Julien Petitjean, qui comparaissait devant la cour d’assises pour “meurtre sur ascendant”, a finalement été condamné pour “coups mortels” et est ressorti libre du tribunal. La peine prononcée, assortie d’une obligation de soins, est proche de celle requise par le parquet.
“Mon but n’est pas de l’envoyer en prison”, avait souligné l’avocate générale Lucile Bancarel, qui avait demandé deux ans de prison “sous forme de bracelet” et un suivi socio-judiciaire sans durée limitée.

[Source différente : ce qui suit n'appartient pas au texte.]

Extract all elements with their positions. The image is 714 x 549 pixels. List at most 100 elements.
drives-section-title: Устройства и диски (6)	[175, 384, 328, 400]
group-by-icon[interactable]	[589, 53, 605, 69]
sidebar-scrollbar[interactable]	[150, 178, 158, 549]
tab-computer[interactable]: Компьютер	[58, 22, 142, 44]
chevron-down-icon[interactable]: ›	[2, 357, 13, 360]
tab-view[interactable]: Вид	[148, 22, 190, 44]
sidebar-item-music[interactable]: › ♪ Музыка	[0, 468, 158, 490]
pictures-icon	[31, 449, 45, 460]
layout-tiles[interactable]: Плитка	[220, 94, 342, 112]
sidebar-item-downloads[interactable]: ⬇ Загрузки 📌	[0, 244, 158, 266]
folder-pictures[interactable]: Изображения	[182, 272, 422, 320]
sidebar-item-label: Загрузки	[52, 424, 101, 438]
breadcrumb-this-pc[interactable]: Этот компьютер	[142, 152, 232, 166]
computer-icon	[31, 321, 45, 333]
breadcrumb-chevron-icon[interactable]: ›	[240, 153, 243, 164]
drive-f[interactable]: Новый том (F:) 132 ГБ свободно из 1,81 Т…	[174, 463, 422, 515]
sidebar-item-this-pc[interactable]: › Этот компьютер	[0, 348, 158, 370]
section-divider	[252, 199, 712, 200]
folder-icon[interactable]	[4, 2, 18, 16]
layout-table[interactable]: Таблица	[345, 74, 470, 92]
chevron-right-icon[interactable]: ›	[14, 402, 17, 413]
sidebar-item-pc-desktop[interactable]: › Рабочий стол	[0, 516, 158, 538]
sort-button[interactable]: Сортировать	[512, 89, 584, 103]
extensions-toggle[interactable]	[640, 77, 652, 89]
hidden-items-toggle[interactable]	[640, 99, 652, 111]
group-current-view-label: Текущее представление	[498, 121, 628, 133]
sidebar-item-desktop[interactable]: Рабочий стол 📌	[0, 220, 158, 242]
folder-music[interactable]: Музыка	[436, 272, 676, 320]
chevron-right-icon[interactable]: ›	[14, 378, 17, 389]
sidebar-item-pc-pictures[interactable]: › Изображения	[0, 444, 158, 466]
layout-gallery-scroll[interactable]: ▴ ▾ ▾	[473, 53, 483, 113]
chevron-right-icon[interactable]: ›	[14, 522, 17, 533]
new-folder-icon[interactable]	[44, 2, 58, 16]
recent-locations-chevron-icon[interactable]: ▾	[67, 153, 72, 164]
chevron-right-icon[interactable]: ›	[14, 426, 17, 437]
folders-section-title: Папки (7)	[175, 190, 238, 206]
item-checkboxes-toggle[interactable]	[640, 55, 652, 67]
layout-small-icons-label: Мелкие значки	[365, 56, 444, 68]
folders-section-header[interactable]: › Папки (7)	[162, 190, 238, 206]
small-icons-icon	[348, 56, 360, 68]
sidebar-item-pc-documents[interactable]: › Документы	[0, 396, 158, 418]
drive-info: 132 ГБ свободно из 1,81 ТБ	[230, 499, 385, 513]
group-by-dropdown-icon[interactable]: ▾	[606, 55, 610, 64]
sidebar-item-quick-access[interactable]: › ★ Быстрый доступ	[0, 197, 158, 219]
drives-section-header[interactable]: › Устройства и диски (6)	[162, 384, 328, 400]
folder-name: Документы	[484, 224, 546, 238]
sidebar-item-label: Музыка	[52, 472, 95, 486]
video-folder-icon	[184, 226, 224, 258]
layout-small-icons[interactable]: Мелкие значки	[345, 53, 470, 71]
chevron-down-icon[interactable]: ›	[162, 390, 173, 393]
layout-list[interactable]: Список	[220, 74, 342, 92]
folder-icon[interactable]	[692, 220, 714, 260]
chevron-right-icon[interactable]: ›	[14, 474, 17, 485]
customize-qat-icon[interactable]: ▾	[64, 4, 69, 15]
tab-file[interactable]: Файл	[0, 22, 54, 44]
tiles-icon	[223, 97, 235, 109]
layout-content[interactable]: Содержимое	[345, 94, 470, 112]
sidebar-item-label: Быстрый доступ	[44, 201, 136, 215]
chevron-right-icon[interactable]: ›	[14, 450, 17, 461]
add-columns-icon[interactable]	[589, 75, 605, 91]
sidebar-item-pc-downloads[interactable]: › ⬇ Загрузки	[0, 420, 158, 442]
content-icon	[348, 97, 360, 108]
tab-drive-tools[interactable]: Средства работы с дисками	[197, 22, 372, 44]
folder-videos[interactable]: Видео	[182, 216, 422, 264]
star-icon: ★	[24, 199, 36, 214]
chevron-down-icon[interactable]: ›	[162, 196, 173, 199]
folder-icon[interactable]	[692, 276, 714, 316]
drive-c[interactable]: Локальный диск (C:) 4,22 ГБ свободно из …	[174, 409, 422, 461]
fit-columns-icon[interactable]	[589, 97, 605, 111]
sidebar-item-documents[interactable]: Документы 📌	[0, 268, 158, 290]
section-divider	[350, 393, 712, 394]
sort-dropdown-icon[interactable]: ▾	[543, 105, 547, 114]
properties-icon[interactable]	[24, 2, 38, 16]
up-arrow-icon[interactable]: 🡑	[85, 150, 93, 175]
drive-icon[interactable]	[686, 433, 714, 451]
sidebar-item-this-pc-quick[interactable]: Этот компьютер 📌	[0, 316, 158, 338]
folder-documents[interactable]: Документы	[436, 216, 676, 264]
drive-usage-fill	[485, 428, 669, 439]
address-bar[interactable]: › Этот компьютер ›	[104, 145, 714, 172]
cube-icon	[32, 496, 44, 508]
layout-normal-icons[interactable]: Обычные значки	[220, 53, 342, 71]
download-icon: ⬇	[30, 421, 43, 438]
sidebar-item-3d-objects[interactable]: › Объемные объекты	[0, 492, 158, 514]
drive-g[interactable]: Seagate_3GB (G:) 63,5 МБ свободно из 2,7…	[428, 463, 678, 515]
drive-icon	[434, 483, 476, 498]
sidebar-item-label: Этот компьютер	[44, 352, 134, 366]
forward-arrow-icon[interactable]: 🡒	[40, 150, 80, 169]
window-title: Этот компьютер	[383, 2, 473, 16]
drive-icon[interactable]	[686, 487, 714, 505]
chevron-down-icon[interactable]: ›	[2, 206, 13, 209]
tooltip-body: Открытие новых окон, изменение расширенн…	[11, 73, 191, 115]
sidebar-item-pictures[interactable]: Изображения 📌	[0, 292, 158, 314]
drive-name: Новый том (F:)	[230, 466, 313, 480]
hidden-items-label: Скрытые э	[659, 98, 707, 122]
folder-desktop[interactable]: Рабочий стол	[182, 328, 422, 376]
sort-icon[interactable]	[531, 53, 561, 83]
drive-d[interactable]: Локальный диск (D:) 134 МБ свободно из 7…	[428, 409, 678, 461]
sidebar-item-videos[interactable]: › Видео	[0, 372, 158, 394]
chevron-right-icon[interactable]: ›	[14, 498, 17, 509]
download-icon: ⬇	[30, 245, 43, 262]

Le soir des faits, Julien Petitjean avait appelé les secours, affolé, en affirmant qu’il avait trouvé sa mère Sylvie, 51 ans, “noyée dans la baignoire” au domicile familial de Corny-sur-Moselle, près de Metz.
La défunte, médecin de profession, souffrait de dépression depuis la mort de son mari 15 ans auparavant. L‘autopsie n’avait pas permis de trancher entre une cause toxique, une noyade accidentelle, un suicide, ou un homicide involontaire, et le parquet avait classé l’affaire sans suite en août 2014.
Mais le 14 octobre 2015, Julien Petitjean faisait des aveux: selon ses explications en garde-à-vue, réitérées à trois reprises ainsi que deux fois devant le juge d’instruction, il n’avait pas voulu tuer sa mère mais “lui retirer le mal qu’elle avait en elle”. Il lui aurait ainsi fait prendre un bain “pour l’aider” car elle était “possédée par une chose”.
Une fois dans la baignoire, il l’avait immergée et avait bloqué sa respiration en lui mettant une main sur le nez et la bouche afin qu’elle perde connaissance et revienne à elle “normalement”, une “manœuvre de dépossession” d’après ses termes, “non pas pour la noyer mais pour qu’elle se retrouve”.
Au moment des faits, le jeune homme, alors âgé d’une vingtaine d’années, ne semblait pas être en conflit avec sa mère: il habitait chez elle et les deux étaient “complices”, selon leur entourage familial. Les proches de l’accusé ont insisté sur son état de “grande fragilité": dans les trois ans qui ont suivi la mort de sa mère, il a fait sept séjours en hôpital psychiatrique, où on lui a diagnostiqué une schizophrénie paranoïde.
Pour les quatre psychiatres qui l’ont examiné, son discernement était altéré au moment des faits, ce que la cour d’assises a retenu.